Bleibt noch die Witwe vom Dienst. Es ist gemein, sie so zu nennen, aber nach einem Reigen von Hausdamen und Witwen hat sich der Name in unserem geschwisterlichen Sprachschatz fest verankert. Elisabeth hat kurze graue Haare, schöne, große, sehr helle Augen, viele Falten, eine Figur, die einen neidisch machen kann, und eine lässige Eleganz, mit der sie Vater um ihren mageren kleinen Finger wickelt. Mir imponiert sie sehr, und wenn wir alle etwas weniger zurückhaltend und vorsichtig wären, hätte ich es ihr längst schon gesagt und Vater zu ihr gratuliert. Aber wir sind Eigenbrötler und brauchen Abstand.

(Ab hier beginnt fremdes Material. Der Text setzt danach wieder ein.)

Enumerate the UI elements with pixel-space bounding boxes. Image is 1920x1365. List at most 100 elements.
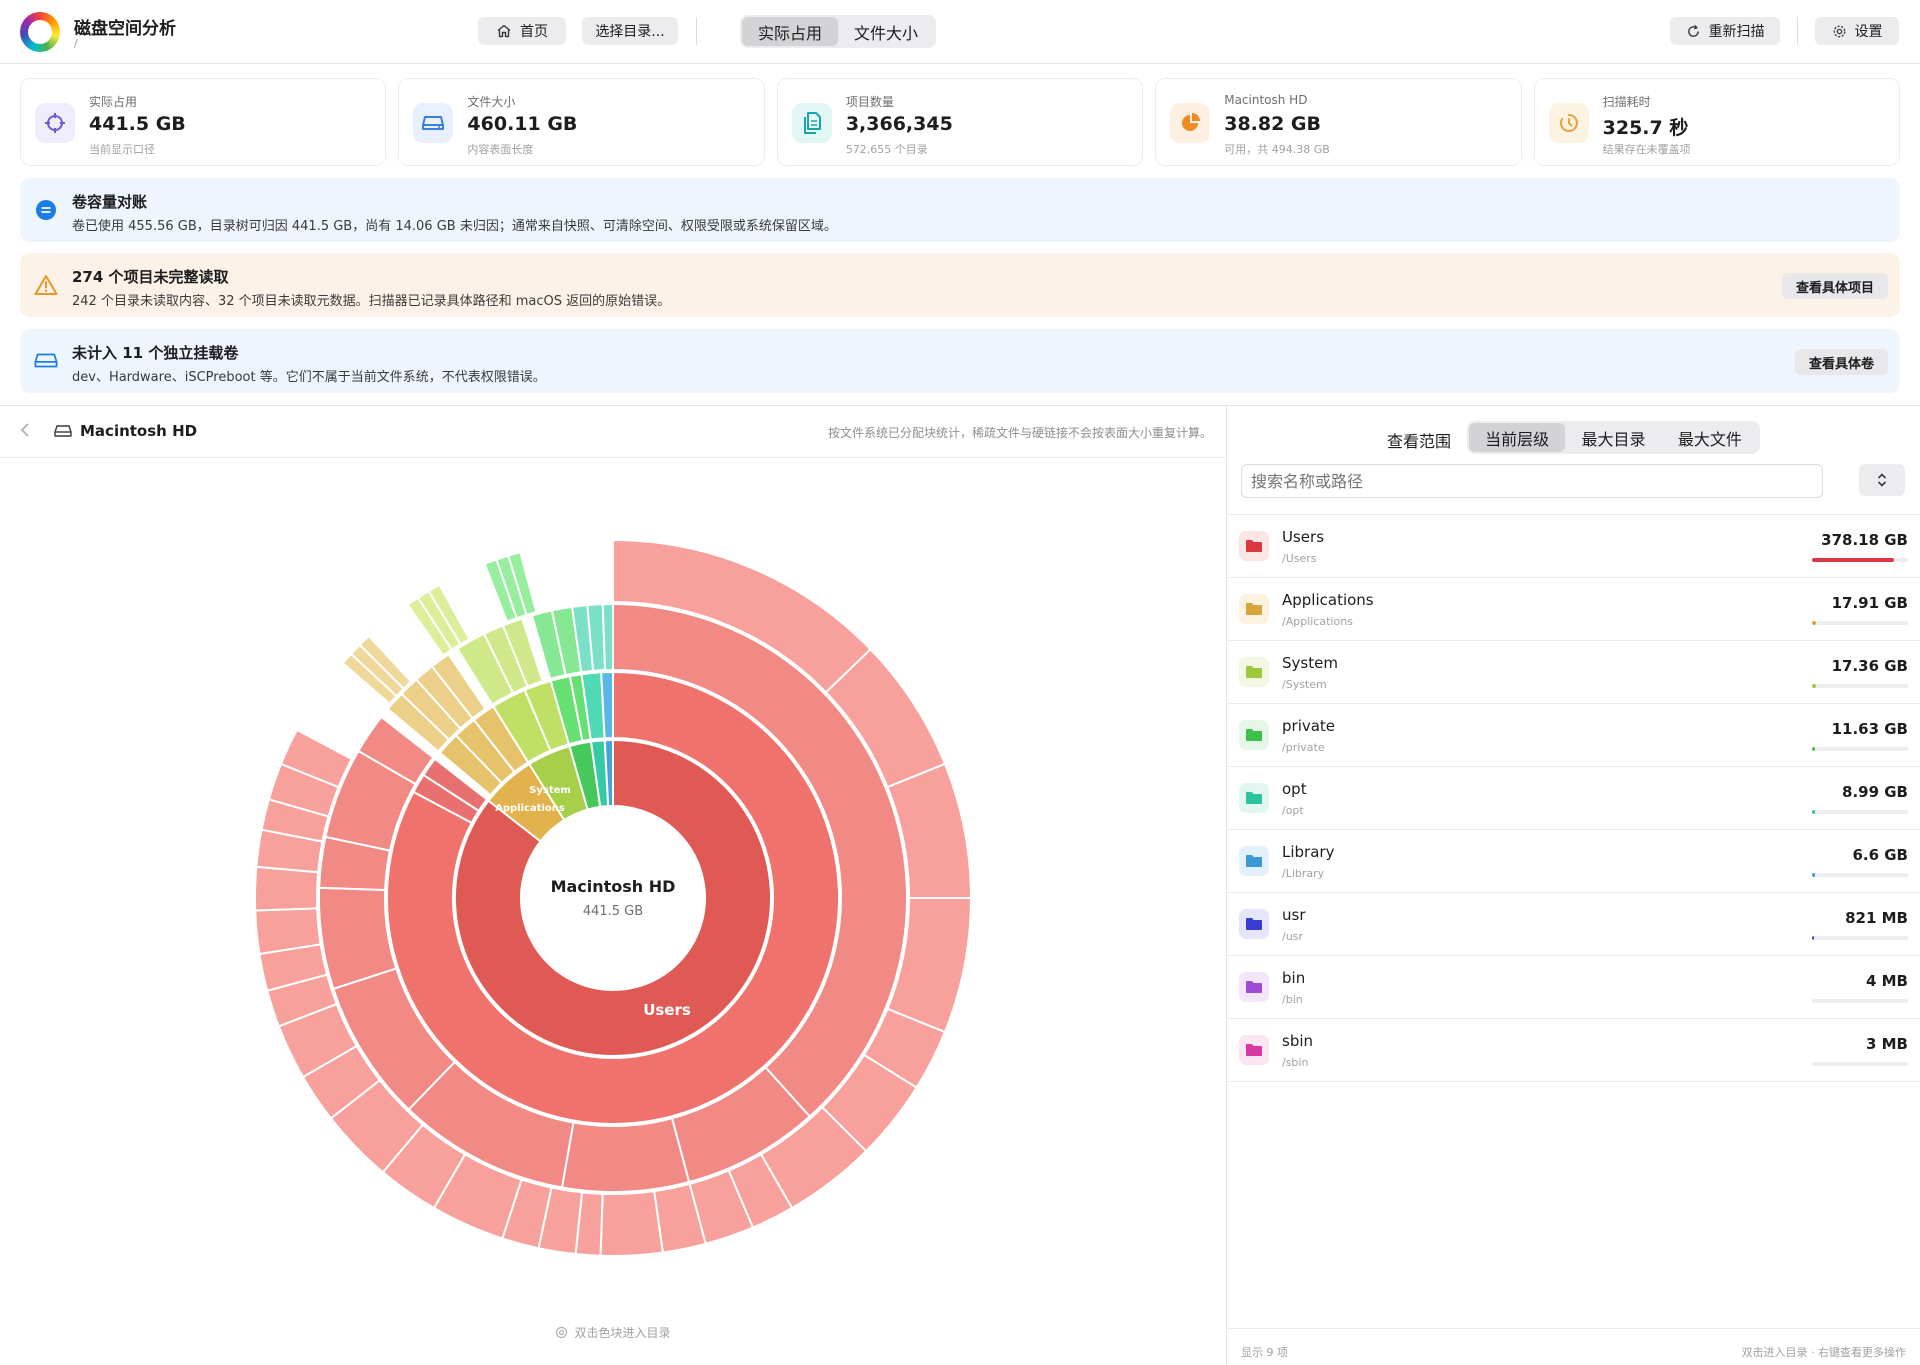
sunburst-segment[interactable]: [501, 617, 544, 688]
sunburst-segment[interactable]: [279, 728, 354, 789]
item-size-bar-fill: [1812, 873, 1815, 877]
footer-count: 显示 9 项: [1241, 1346, 1288, 1359]
view-mode-actual[interactable]: 实际占用: [742, 17, 838, 46]
scope-label: 查看范围: [1387, 432, 1452, 451]
view-items-button[interactable]: 查看具体项目: [1781, 273, 1888, 299]
search-input[interactable]: [1241, 464, 1823, 498]
sunburst-segment[interactable]: [427, 583, 471, 646]
stat-card-duration: 扫描耗时 325.7 秒 结果存在未覆盖项: [1533, 78, 1901, 166]
sunburst-hint: 双击色块进入目录: [0, 1324, 1226, 1342]
item-size: 378.18 GB: [1821, 531, 1908, 549]
item-size-bar-fill: [1812, 558, 1895, 562]
item-size-bar: [1812, 936, 1908, 940]
item-size-bar: [1812, 684, 1908, 688]
sunburst-segment[interactable]: [612, 602, 908, 1118]
breadcrumb-drive[interactable]: Macintosh HD: [80, 422, 198, 440]
refresh-icon: [1687, 24, 1699, 37]
sort-button[interactable]: [1859, 464, 1905, 496]
settings-button[interactable]: 设置: [1815, 17, 1899, 45]
stat-sub: 结果存在未覆盖项: [1602, 143, 1691, 156]
item-name: opt: [1282, 780, 1307, 798]
folder-icon: [1239, 594, 1269, 624]
list-item[interactable]: sbin/sbin 3 MB: [1227, 1019, 1920, 1082]
stat-value: 3,366,345: [845, 113, 953, 135]
home-button[interactable]: 首页: [478, 17, 566, 45]
sunburst-segment[interactable]: [254, 865, 320, 912]
stat-card-items: 项目数量 3,366,345 572,655 个目录: [776, 78, 1144, 166]
sunburst-segment[interactable]: [386, 670, 840, 1125]
folder-icon: [1239, 783, 1269, 813]
sunburst-segment-users[interactable]: [454, 738, 772, 1057]
settings-label: 设置: [1854, 24, 1883, 40]
sunburst-segment[interactable]: [601, 602, 614, 672]
tab-largest-directories[interactable]: 最大目录: [1581, 429, 1646, 449]
info-icon: [34, 198, 58, 222]
rescan-button[interactable]: 重新扫描: [1670, 17, 1780, 45]
list-item[interactable]: opt/opt 8.99 GB: [1227, 767, 1920, 830]
choose-directory-button[interactable]: 选择目录...: [582, 17, 678, 45]
item-size-bar-fill: [1812, 810, 1815, 814]
list-item[interactable]: usr/usr 821 MB: [1227, 893, 1920, 956]
sunburst-segment-library[interactable]: [603, 738, 614, 808]
sunburst-segment[interactable]: [599, 1189, 664, 1257]
stat-sub: 内容表面长度: [467, 143, 534, 156]
item-path: /sbin: [1282, 1056, 1309, 1069]
pie-icon: [1170, 103, 1211, 143]
sunburst-segment[interactable]: [600, 670, 614, 740]
banner-text: 242 个目录未读取内容、32 个项目未读取元数据。扫描器已记录具体路径和 ma…: [72, 294, 671, 309]
app-logo-icon: [20, 12, 60, 52]
warning-icon: [34, 273, 58, 297]
hint-text: 双击色块进入目录: [574, 1326, 671, 1340]
sunburst-chart[interactable]: Macintosh HD 441.5 GB Users System Appli…: [0, 458, 1226, 1318]
stat-label: 扫描耗时: [1602, 95, 1651, 109]
stat-label: 文件大小: [467, 95, 516, 109]
incomplete-read-banner: 274 个项目未完整读取 242 个目录未读取内容、32 个项目未读取元数据。扫…: [20, 253, 1900, 317]
list-item[interactable]: private/private 11.63 GB: [1227, 704, 1920, 767]
sunburst-label-users: Users: [643, 1001, 691, 1019]
drive-icon: [413, 103, 454, 143]
item-list-panel: 查看范围 当前层级 最大目录 最大文件 Users/Users 378.18 GB…: [1227, 405, 1920, 1365]
sunburst-segment[interactable]: [358, 634, 413, 691]
drive-icon: [34, 349, 58, 373]
sunburst-label-applications: Applications: [495, 803, 565, 814]
sunburst-segment[interactable]: [357, 715, 435, 786]
list-item[interactable]: bin/bin 4 MB: [1227, 956, 1920, 1019]
sunburst-label-system: System: [529, 785, 571, 796]
item-path: /System: [1282, 678, 1327, 691]
item-size-bar-fill: [1812, 684, 1816, 688]
stat-value: 441.5 GB: [89, 113, 186, 135]
sunburst-segment[interactable]: [560, 1117, 691, 1193]
panel-divider[interactable]: [1226, 405, 1227, 1365]
stat-value: 325.7 秒: [1602, 117, 1689, 139]
item-size: 11.63 GB: [1831, 720, 1908, 738]
item-size-bar: [1812, 999, 1908, 1003]
tab-current-level[interactable]: 当前层级: [1469, 423, 1566, 452]
mounted-volumes-banner: 未计入 11 个独立挂载卷 dev、Hardware、iSCPreboot 等。…: [20, 329, 1900, 393]
item-size-bar: [1812, 873, 1908, 877]
item-size-bar-fill: [1812, 621, 1816, 625]
list-item[interactable]: Applications/Applications 17.91 GB: [1227, 578, 1920, 641]
sunburst-segment[interactable]: [430, 652, 487, 720]
folder-icon: [1239, 657, 1269, 687]
breadcrumb: Macintosh HD 按文件系统已分配块统计，稀疏文件与硬链接不会按表面大小…: [0, 406, 1226, 458]
item-size-bar: [1812, 747, 1908, 751]
list-item[interactable]: Library/Library 6.6 GB: [1227, 830, 1920, 893]
item-size-bar-fill: [1812, 747, 1815, 751]
item-list: Users/Users 378.18 GB Applications/Applica…: [1227, 514, 1920, 1082]
view-mode-filesize[interactable]: 文件大小: [853, 23, 918, 43]
item-size-bar: [1812, 810, 1908, 814]
list-item[interactable]: Users/Users 378.18 GB: [1227, 515, 1920, 578]
sunburst-segment[interactable]: [507, 550, 538, 617]
item-size: 4 MB: [1865, 972, 1908, 990]
view-volumes-button[interactable]: 查看具体卷: [1794, 349, 1888, 375]
home-icon: [497, 24, 511, 38]
item-name: usr: [1282, 906, 1306, 924]
tab-largest-files[interactable]: 最大文件: [1677, 429, 1742, 449]
stat-label: Macintosh HD: [1224, 93, 1308, 107]
stat-card-filesize: 文件大小 460.11 GB 内容表面长度: [398, 78, 765, 166]
list-item[interactable]: System/System 17.36 GB: [1227, 641, 1920, 704]
item-name: bin: [1282, 969, 1306, 987]
back-chevron-icon[interactable]: [20, 422, 30, 442]
footer-hint: 双击进入目录 · 右键查看更多操作: [1741, 1346, 1907, 1359]
sunburst-segment[interactable]: [422, 757, 489, 813]
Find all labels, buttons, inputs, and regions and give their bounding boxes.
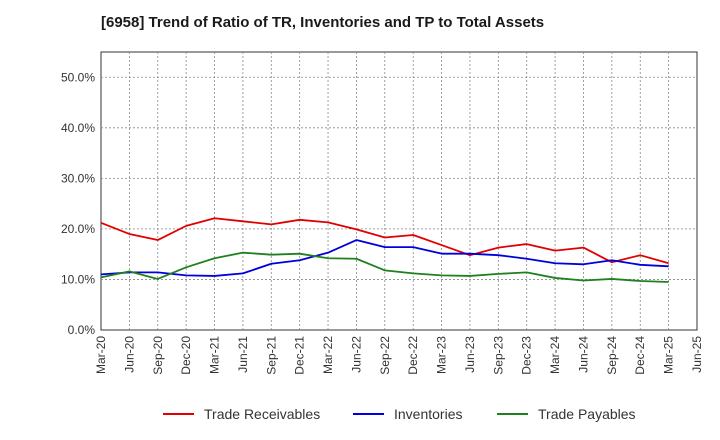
series-line-2 [100, 251, 669, 283]
x-tick-label: Sep-20 [151, 336, 165, 375]
x-tick-label: Mar-24 [548, 336, 562, 374]
x-axis-ticks: Mar-20 Jun-20 Sep-20 Dec-20 Mar-21 Jun-21 Sep-… [94, 336, 704, 375]
x-tick-label: Dec-20 [179, 336, 193, 375]
x-tick-label: Sep-24 [605, 336, 619, 375]
x-tick-label: Jun-25 [690, 336, 704, 373]
x-tick-label: Dec-24 [633, 336, 647, 375]
x-tick-label: Jun-21 [236, 336, 250, 373]
y-tick-label: 40.0% [61, 121, 95, 135]
y-tick-label: 10.0% [61, 272, 95, 286]
x-tick-label: Jun-23 [463, 336, 477, 373]
y-axis-ticks: 0.0% 10.0% 20.0% 30.0% 40.0% 50.0% [61, 70, 95, 337]
x-tick-label: Mar-20 [94, 336, 108, 374]
y-tick-label: 50.0% [61, 70, 95, 84]
chart-title: [6958] Trend of Ratio of TR, Inventories… [101, 14, 545, 31]
series-layer [100, 217, 669, 283]
series-line-1 [100, 239, 669, 277]
x-tick-label: Jun-20 [122, 336, 136, 373]
plot-area [100, 51, 698, 331]
x-tick-label: Sep-23 [491, 336, 505, 375]
legend-label-1: Inventories [394, 406, 462, 422]
x-tick-label: Dec-22 [406, 336, 420, 375]
x-tick-label: Sep-21 [264, 336, 278, 375]
y-tick-label: 0.0% [68, 323, 96, 337]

Vater und sie wollen verreisen. Ich habe in zwei Tagen Urlaub und bleibe hier. Gestern kam Elisabeth in «meinen» Teil des Hauses, klopfte an, setzte sich und sagte: «Charlotte, ich möchte mich bei Ihnen entschuldigen. Die Männer waren eine Idee von mir; ich habe es Ihrem Vater eingeredet.»

«Das dachte ich mir. Er ist nicht phantasievoll genug, sich das allein auszudenken. Aber warum? Halten Sie mich für unglücklich?»

«Nein. Ich sehe nur, wie oft Sie abends allein sind. Es waren lauter angenehme und kluge Männer, mit denen man sich glänzend unterhalten kann. Ich will Sie nicht verheiraten. Doch ich habe selber zu lange zu einsam gelebt. Dadurch, daß ich Ihren Vater kennengelernt habe, ist mein Leben runder und farbiger geworden. Es gibt wieder jemand, dem ich erzählen kann, was ich erlebt habe, was mich beschäftigt … Es ist das Echo.» Sie zog eine Schulter hoch, lächelte, ohne mich dabei anzusehen, und schien dann etwas, was sie gedacht hatte, laut auszusprechen. «Man sollte nicht dankbar sein wollen.»

Ich will ihr nichts Böses, aber ich hatte einen schlechten Tag und reagierte patzig und hölzern. «Ich habe es schon Vater gesagt: Männer suche ich mir lieber allein. Trotzdem vielen Dank.»

 

Heute ist mein dritter Urlaubstag. Es ist wunderschönes Wetter. Ich habe auf der Terrasse in der Sonne gelegen, herumgetrödelt, mit meiner Freundin Lore telefoniert, mir dann einen seit Wochen angefangenen dicken Roman geholt und lange gelesen. Darüber muß ich eingeschlafen sein, denn als ich wieder zu mir kam, hörte ich es im Springbrunnen planschen. Von meinem Platz aus konnte ich ihn nicht sehen; er plätschert leise und sehr friedlich vor sich hin und hat einen breiten Rand, damit die Vögel baden können, ist aber so groß und tief, daß man sich hineinsetzen kann. Wenn man steht, reicht einem das Wasser knapp bis zur Hüfte. Was jetzt im Brunnen badete, war kein Vogel. Ich stand auf und ging nachsehen.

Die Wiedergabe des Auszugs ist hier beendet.